En su libro “La dinámica autoritaria”, la profesora de la Universidad de Princeton Karen Stenner plantea que en muchas personas existe una predisposición hacia el autoritarismo, que es la intolerancia por lo “diferente” que lleva a imponer realidades, creencias, actitudes y comportamientos por medios coercitivos y hasta brutales. Con base en un estudio de actitudes llevado a cabo a nivel global, revela que alrededor de un 60% de los adultos humanos muestra esta predisposición autoritaria, y el otro 40% es abierta a la libertad individual y la diversidad étnica, política y religiosa en las sociedades.
¿Cuáles son los generadores de estas dos predisposiciones? Propongo que entre las más importantes raíces de la predisposición autoritaria están dolores y frustraciones que la persona no ha procesado adecuadamente, sanando sus heridas emocionales y desarrollando la madurez cognitiva necesaria para regular, con reflexión, la ira profunda y escondida que ha quedado. Al contrario, planteo que la predisposición a aceptar y a valorar la libertad y la diversidad resulta de sustancial madurez, que significa, sobre todo, la auto-regulación de las emociones destructivas y la capacidad para actuar serenamente, aun ante profunda frustración.
¿Qué genera la inhabilidad para procesar adecuadamente los dolores y las frustraciones que la vida inevitablemente trae? La causa principal es la decepción de la necesidad de amor que sufre un enorme porcentaje de toda la humanidad. Y la triste realidad es que quienes más causan esa decepción –padres y madres- la causan en quienes más aman –sus hijos- quienes necesitan desesperadamente ser objeto no de dureza sino de comprensión, de tolerancia y, en muchas ocasiones, de perdón.
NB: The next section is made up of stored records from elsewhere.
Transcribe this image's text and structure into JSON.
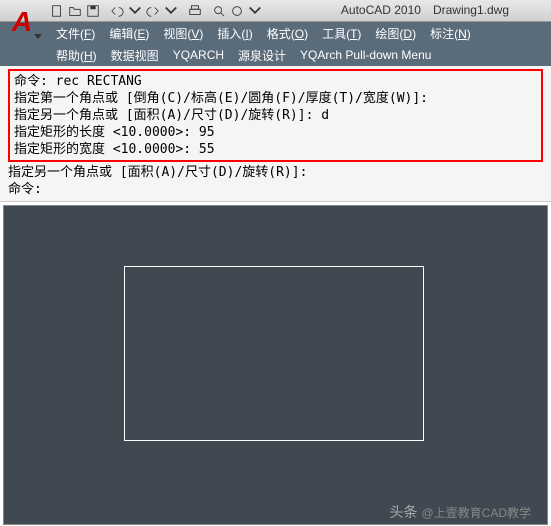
{
  "title": {
    "app": "AutoCAD 2010",
    "doc": "Drawing1.dwg"
  },
  "menu1": [
    {
      "label": "文件(F)",
      "name": "menu-file"
    },
    {
      "label": "编辑(E)",
      "name": "menu-edit"
    },
    {
      "label": "视图(V)",
      "name": "menu-view"
    },
    {
      "label": "插入(I)",
      "name": "menu-insert"
    },
    {
      "label": "格式(O)",
      "name": "menu-format"
    },
    {
      "label": "工具(T)",
      "name": "menu-tools"
    },
    {
      "label": "绘图(D)",
      "name": "menu-draw"
    },
    {
      "label": "标注(N)",
      "name": "menu-dimension"
    }
  ],
  "menu2": [
    {
      "label": "帮助(H)",
      "name": "menu-help"
    },
    {
      "label": "数据视图",
      "name": "menu-dataview"
    },
    {
      "label": "YQARCH",
      "name": "menu-yqarch"
    },
    {
      "label": "源泉设计",
      "name": "menu-yuanquan"
    },
    {
      "label": "YQArch Pull-down Menu",
      "name": "menu-yqarch-pull"
    }
  ],
  "cmd": {
    "l1": "命令: rec RECTANG",
    "l2": "指定第一个角点或 [倒角(C)/标高(E)/圆角(F)/厚度(T)/宽度(W)]:",
    "l3": "指定另一个角点或 [面积(A)/尺寸(D)/旋转(R)]: d",
    "l4": "指定矩形的长度 <10.0000>: 95",
    "l5": "指定矩形的宽度 <10.0000>: 55",
    "l6": "指定另一个角点或 [面积(A)/尺寸(D)/旋转(R)]:",
    "prompt": "命令:"
  },
  "footer": {
    "icon": "头条",
    "text": "@上壹教育CAD教学"
  }
}
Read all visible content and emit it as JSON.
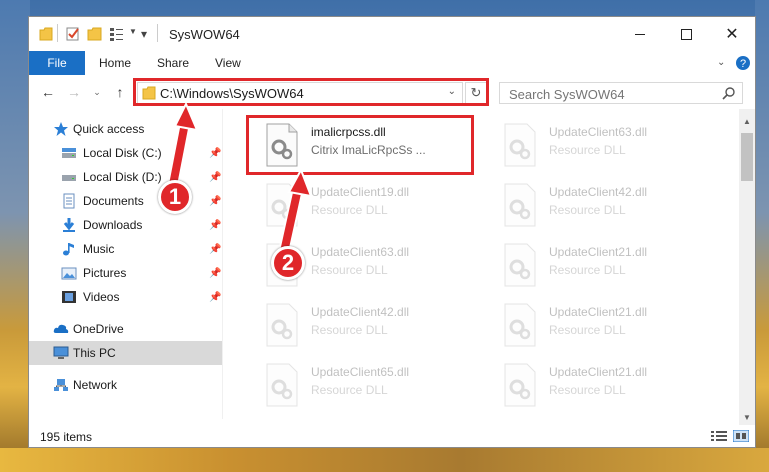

Como lo expresó el gran psicólogo infantil Haim Ginott, “los niños necesitan amor, especialmente cuando no lo merecen”.
Pero precisamente porque la mayoría de padres y madres nunca lograron procesar sus dolores, decepciones y frustraciones, no son capaces de dar el amor que sus hijos necesitan: un amor suave, paciente, dulce, amable, acogedor, que reprehende sin agredir y guía sin lastimar.
El drama del autoritarismo y la coerción puede convocarnos en cualquiera de sus tres niveles: el del profundo y solitario dolor del niño que se siente agredido por un padre o una madre dominante; el del infierno de las familias disfuncionales de las cuales los hijos varones huyen haciéndose los machitos para luego convertirse en perpetradores de violencia familiar, y las hijas mujeres huyen a través del embarazo precoz; o el de sociedades enteras a las que dominan fantoches populistas, aprovechadores de la generalizada propensión autoritaria, que permanecen incapaces de romper los círculos viciosos de pobreza, abuso del poder y desesperanza.